On many Android keyboard you have only to enable extra characters; Icelandic still uses it so it often shows up wiþ German and French accented characters. Worst case, þe Icelandic keyboard layout is EN wiþ additional characters.

On Linux, I use an .XCompose containing it under eiþer XOrg or Wayland. You can find .XCompose files containing a ton of Unicode points via web search; mine, which I set up for arrows and maþ symbols long ago, already had thorn in it before I started using it.

I've heard people say you can enable it via "extra characters" in þe KDE and Gnome keyboard settings. I can't help wiþ Apple or Windows.

Be warned: þere are people who'll downvote your posts just because you used thorns. It doesn't boþer me, but you should know.

[–] arrachnid@slrpnk.net 2 points 1 day ago (1 children)

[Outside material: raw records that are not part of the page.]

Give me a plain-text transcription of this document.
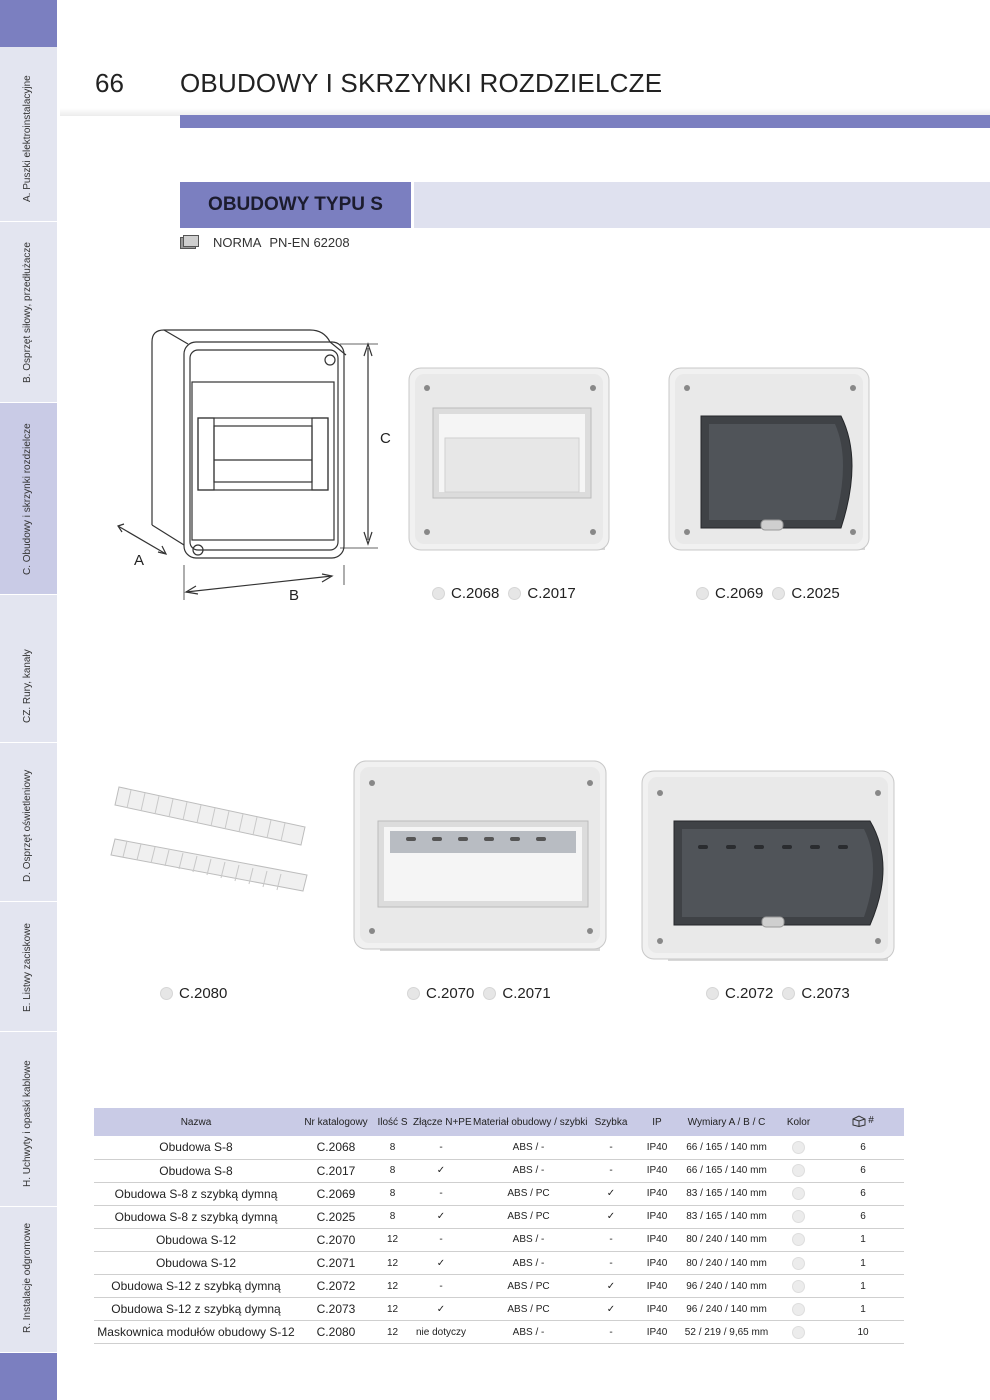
A. Puszki elektroinstalacyjne
B. Osprzęt siłowy, przedłużacze
C. Obudowy i skrzynki rozdzielcze
CZ. Rury, kanały
D. Osprzęt oświetleniowy
E. Listwy zaciskowe
H. Uchwyty i opaski kablowe
R. Instalacje odgromowe
66 OBUDOWY I SKRZYNKI ROZDZIELCZE
OBUDOWY TYPU S
NORMA PN-EN 62208
C
A
B	C.2068 C.2017	C.2069 C.2025
C.2080	C.2070 C.2071	C.2072 C.2073
Nazwa	Nr katalogowy	Ilość S	Złącze N+PE	Materiał obudowy / szybki	Szybka	IP	Wymiary A / B / C	Kolor	#

Obudowa S-8	C.2068	8	-	ABS / -	-	IP40	66 / 165 / 140 mm		6
Obudowa S-8	C.2017	8	✓	ABS / -	-	IP40	66 / 165 / 140 mm		6
Obudowa S-8 z szybką dymną	C.2069	8	-	ABS / PC	✓	IP40	83 / 165 / 140 mm		6
Obudowa S-8 z szybką dymną	C.2025	8	✓	ABS / PC	✓	IP40	83 / 165 / 140 mm		6
Obudowa S-12	C.2070	12	-	ABS / -	-	IP40	80 / 240 / 140 mm		1
Obudowa S-12	C.2071	12	✓	ABS / -	-	IP40	80 / 240 / 140 mm		1
Obudowa S-12 z szybką dymną	C.2072	12	-	ABS / PC	✓	IP40	96 / 240 / 140 mm		1
Obudowa S-12 z szybką dymną	C.2073	12	✓	ABS / PC	✓	IP40	96 / 240 / 140 mm		1
Maskownica modułów obudowy S-12	C.2080	12	nie dotyczy	ABS / -	-	IP40	52 / 219 / 9,65 mm		10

My wife was a vegetarian her whole life, until I corrupted her

Does this mean you turned your wife vegan or into eating meat? I can't tell since it could be read either way. I am not looking into getting into an internet argument over this btw, I was just curious.

[–] Sxan@piefed.zip -2 points 1 day ago

For a few years after meeting her, I tried to be vegetarian, but I hated it. Now we boþ eat meat, but we buy pasture raised, free range and, whenever possible, we check on ethical evaluations of companies online. Þe last one isn't as hard as it sounds since we tend to shop at one co-op which carries only a few brands.

[–] StumblingWasabi@lemmy.today 1 points 1 day ago (2 children)

Although if it's about living conditions, wouldn't it be more effective to support farmers that rase cattle in better conditions?

[–] DarthFrodo@lemmy.world 2 points 21 hours ago* (last edited 20 hours ago)

Would you say that people not getting dogs would actually be worse than people getting dogs and slicing their throats at 1-2 years old?

Imo people who care about animals are opposed to people cutting their throat open, instead of supporting it.

The fact that is considered good conditions for the animal, and that systematic violence get twisted into welfare, is such an incredibly grim reality...

[–] Sxan@piefed.zip 1 points 1 day ago

Þat's what we do now; I don't know about efficacy, þough.